Aklog Birara
Dans cette interview VOA, je discute avec un autre Éthiopien, que le Premier ministre éthiopien est élu pour servir tout le peuple éthiopien et l’Éthiopie en tant que pays. Il est tenu par la constitution de son pays de veiller à ce que :
a) Les sources de financement des projets envisagés – chinois, UAA ou autres sont obtenus ou accordés ou empruntés au nom de l’Éthiopie, doivent être divulgués au public et au parlement du pays et audités. La responsabilité est essentielle dans ce cas et dans d’autres.
b) Dans toutes les situations budgétaires, il doit y avoir ouverture, transparence, objectif socio-économique, responsabilité de ne pas gaspiller les ressources et responsabilité de l’utilisation finale. Le Premier ministre ne peut pas opérer au-dessus de la loi et s’attendre à ce que le reste de la population adhère à l’État de droit.
c) Autant que je sache, le processus d’allocation budgétaire parallèle – l’un pour l’Éthiopie et l’autre pour les projets monumentaux d’Abiy Ahmed (certains disent délirants) qui ont coûté des centaines de milliards de Birr est extrêmement dangereux, imprudent et sans précédent dans les annales du développement en Éthiopie .

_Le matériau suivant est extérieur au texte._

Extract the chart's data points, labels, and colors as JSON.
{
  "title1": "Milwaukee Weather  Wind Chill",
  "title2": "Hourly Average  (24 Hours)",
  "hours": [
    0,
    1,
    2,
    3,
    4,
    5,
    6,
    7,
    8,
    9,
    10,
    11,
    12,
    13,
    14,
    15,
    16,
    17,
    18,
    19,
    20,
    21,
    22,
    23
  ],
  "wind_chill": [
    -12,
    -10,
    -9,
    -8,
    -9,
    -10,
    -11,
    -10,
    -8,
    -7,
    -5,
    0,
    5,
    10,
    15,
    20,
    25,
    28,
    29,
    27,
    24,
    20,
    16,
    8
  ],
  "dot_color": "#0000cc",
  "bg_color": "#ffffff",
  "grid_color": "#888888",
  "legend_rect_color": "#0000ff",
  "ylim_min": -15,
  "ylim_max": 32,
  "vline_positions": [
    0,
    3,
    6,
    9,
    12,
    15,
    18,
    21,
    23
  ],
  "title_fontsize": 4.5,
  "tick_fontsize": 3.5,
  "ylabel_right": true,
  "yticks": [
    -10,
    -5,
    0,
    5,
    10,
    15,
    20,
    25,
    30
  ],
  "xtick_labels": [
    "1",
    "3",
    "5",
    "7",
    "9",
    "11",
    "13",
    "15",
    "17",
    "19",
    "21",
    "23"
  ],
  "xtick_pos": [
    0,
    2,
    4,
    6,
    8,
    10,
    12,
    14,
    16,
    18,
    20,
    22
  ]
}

d) Les donateurs doivent être profondément préoccupés par cette approche à deux volets qui diminue la capacité de l’Éthiopie à générer au moins deux millions d’emplois par an ; produire des biens dont 126 millions de personnes ont besoin ; nourrir les 20 millions d’Éthiopiens qui ont besoin d’aide humanitaire, créer une résilience économique et réinstaller les millions d’Éthiopiens qui ont été déplacés.
Je remercie VOA de m’avoir demandé d’exprimer mon point de vue sur ce sujet brûlant et d’actualité.